Available evidence suggests that some ethnic groups are more liable to anti-IFN-γ NAbs generation (e.g., anti-IFN-γ NAbs are highly prevalent and recognized to be responsible for disease severity in Asian patients with disseminated nontuberculous mycobacterial infection [[21], [22], [23]2834]). Nevertheless, the presence of NAbs to IFN-γ should be considered in different infectious diseases, regardless of a patient’s age and ethnicity [35], particularly when IFN-γ is used in the treatment [36]. We also hypothesized that, apart from therapeutic IFN-γ, any other antiviral treatment with an effect on the immune system should have some influence on the anti-IFN-γ NAbs level.

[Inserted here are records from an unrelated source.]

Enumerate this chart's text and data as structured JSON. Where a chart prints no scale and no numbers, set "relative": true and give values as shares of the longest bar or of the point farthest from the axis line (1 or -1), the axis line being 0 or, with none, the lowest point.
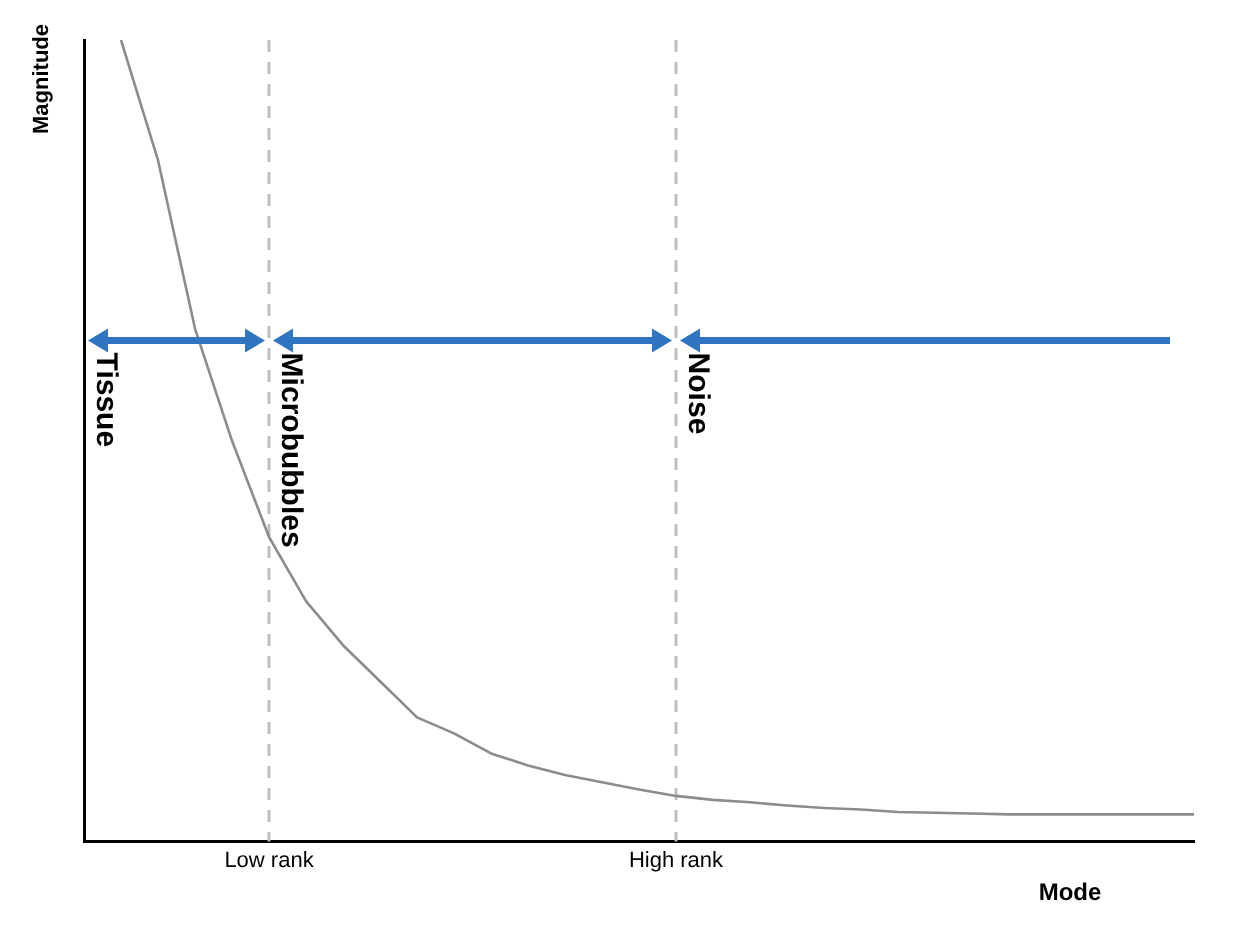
{
  "chart_data": {
    "type": "line",
    "relative": true,
    "xlabel": "Mode",
    "ylabel": "Magnitude",
    "categories": [
      null,
      null,
      null,
      null,
      null,
      "Low rank",
      null,
      null,
      null,
      null,
      null,
      null,
      null,
      null,
      null,
      null,
      "High rank",
      null,
      null,
      null,
      null,
      null,
      null,
      null,
      null,
      null,
      null,
      null,
      null,
      null,
      null
    ],
    "series": [
      {
        "color": "#8c8c8c",
        "values": [
          null,
          1,
          0.85,
          0.64,
          0.5,
          0.38,
          0.3,
          0.245,
          0.2,
          0.155,
          0.135,
          0.11,
          0.095,
          0.083,
          0.074,
          0.065,
          0.057,
          0.052,
          0.049,
          0.045,
          0.042,
          0.04,
          0.037,
          0.036,
          0.035,
          0.034,
          0.034,
          0.034,
          0.034,
          0.034,
          0.034
        ]
      }
    ],
    "ref_lines": [
      {
        "axis": "x",
        "value": "Low rank",
        "color": "#bfbfbf",
        "line_style": "dashed"
      },
      {
        "axis": "x",
        "value": "High rank",
        "color": "#bfbfbf",
        "line_style": "dashed"
      }
    ],
    "annotations": [
      "Tissue",
      "Microbubbles",
      "Noise"
    ],
    "grid": false,
    "legend": false,
    "marker": "none",
    "line_style": "solid"
  }
}
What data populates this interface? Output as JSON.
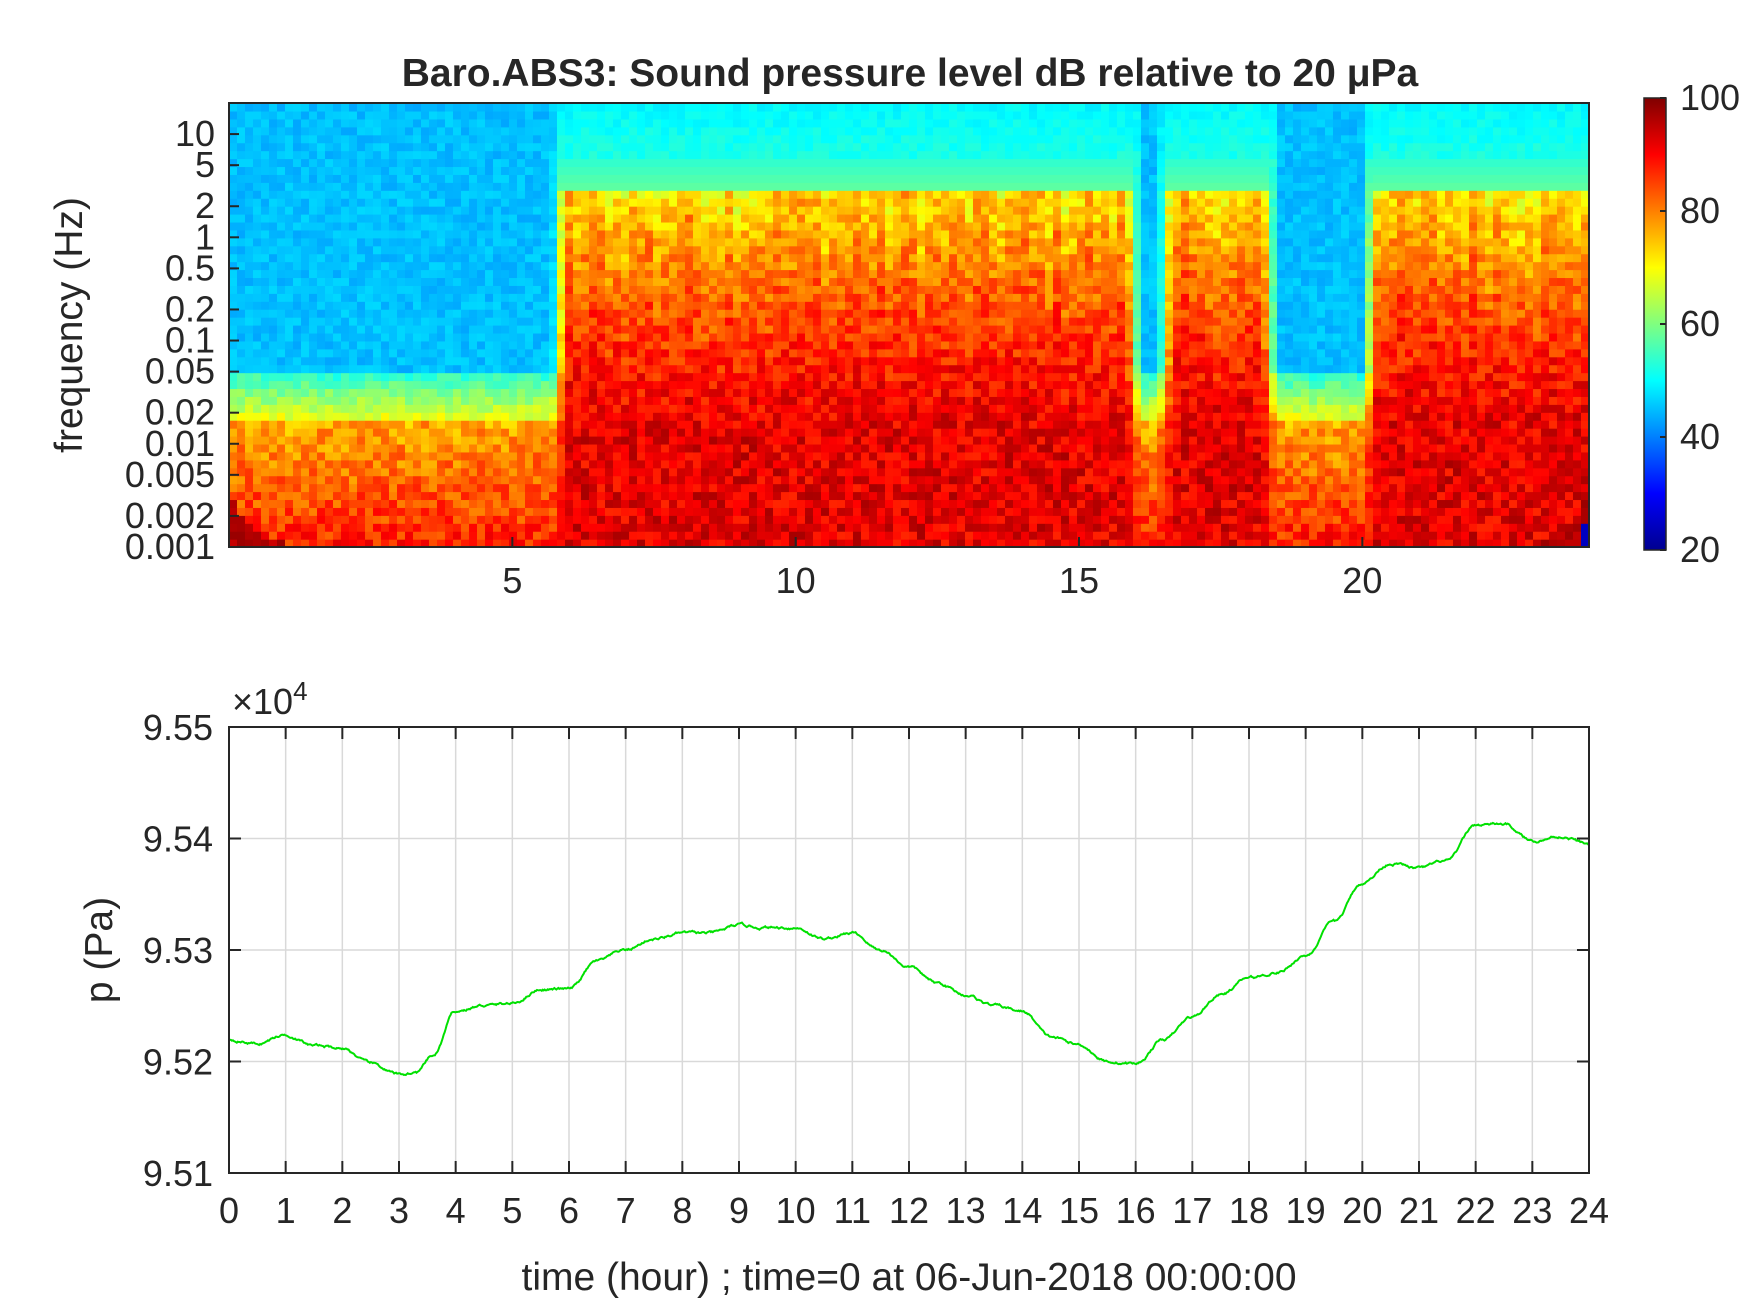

Anaferon for children (AC) is an antiviral drug belonging to released-active compounds group [37,38] and based on highly diluted antibodies specific to IFN-γ, whose antiviral activity against different viruses has been demonstrated in previous non-clinical studies and clinical trials (among the latest are [39,40]. AC has been shown to be able to regulate the functional activity and production of endogenous interferons and to modulate the immune response depending on the initial body condition [[41], [42], [43], [44], [45], [46]]. The AC effect was shown to be specific, and mechanism of its action lies in the modification of IFN- γ conformational characteristics [37,45,47,48]. Our findings suggest that the efficacy of the treatment corresponds to a level of NAbs to IFN-γ in the patients’ sera.